One way that investors can assess a company’s ESG performance is through scores and ratings, which are provided by various institutions, such as MSCI ESG Fundamentals, Sustainalytics, and ISS ESG, which measure a company’s vulnerability to ESG risks. Unfortunately, there is no universally accepted ESG rating, largely because most of the ratings organizations rely on companies self-reporting their ESG data. However, these ratings can certainly help investors understand a company’s ESG performance relative to its peers.
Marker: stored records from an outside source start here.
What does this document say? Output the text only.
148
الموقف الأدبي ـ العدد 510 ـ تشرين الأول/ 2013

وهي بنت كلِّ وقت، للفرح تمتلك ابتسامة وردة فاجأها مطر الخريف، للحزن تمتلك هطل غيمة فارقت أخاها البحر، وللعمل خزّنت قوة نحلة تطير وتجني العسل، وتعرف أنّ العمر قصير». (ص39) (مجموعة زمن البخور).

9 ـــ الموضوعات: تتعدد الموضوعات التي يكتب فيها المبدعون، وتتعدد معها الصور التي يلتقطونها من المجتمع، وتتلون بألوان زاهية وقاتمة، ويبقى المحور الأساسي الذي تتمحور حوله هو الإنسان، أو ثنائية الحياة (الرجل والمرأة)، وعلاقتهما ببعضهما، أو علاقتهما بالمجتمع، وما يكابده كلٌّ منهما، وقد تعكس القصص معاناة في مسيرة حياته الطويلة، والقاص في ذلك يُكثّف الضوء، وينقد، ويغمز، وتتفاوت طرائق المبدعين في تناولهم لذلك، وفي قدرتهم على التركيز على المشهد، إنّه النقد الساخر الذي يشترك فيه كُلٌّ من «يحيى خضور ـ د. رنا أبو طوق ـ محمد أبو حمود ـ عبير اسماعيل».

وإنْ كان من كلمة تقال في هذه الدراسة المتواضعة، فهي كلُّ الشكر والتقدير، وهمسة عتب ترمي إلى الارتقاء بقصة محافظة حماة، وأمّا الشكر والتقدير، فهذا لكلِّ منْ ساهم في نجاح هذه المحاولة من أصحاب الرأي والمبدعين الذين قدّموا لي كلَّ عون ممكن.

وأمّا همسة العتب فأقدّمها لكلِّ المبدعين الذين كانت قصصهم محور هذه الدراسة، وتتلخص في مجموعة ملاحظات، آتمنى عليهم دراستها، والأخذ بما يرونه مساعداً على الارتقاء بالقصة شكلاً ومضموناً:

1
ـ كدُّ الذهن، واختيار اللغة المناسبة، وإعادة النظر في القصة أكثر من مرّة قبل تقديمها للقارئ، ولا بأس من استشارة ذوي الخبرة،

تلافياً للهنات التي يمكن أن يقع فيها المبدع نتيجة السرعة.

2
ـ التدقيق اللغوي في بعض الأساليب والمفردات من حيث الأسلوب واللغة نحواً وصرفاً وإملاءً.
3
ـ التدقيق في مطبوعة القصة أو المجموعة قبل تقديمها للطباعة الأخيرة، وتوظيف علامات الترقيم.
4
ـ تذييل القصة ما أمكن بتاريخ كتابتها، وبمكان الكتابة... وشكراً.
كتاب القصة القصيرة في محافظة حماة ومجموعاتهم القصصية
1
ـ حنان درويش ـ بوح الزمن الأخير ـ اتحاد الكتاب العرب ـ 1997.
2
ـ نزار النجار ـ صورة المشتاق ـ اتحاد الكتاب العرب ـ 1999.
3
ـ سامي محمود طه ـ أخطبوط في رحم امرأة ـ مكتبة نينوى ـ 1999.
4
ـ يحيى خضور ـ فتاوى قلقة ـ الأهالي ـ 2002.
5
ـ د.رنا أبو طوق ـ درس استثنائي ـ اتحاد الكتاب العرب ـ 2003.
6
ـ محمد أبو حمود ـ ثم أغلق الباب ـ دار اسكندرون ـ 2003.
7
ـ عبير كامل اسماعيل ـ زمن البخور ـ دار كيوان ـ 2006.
Reporting tends to follow UN principles for sound governance, or standards set by the Global Reporting Initiative.
ESG: Risks worth taking
A growing body of data shows that ESG stocks are generating superior financial results compared to the whole market. Furthermore, the stock prices are less volatile, and ESG performance can be a great indicator of strong and trustworthy leadership.
However, while ESG investing can provide strong returns, it is not without risk. One risk is that companies may not disclose all the necessary information for investors to make informed decisions, exacerbating the lack of universal ESG standards— as the criteria used to evaluate a company’s ESG performance can vary, it can be difficult for investors to compare companies. There is also very little long-term data on the performance of ESG investments. Finally, legal obligations around ESGs are expected to become more stringent which could rapidly change a company’s standing.
While these risks are all worth considering, the performance of ESG funds suggests that they can continue to provide strong returns. As more investors become familiar with ESG investing, it will be interesting to see how the sector continues to evolve in coming years.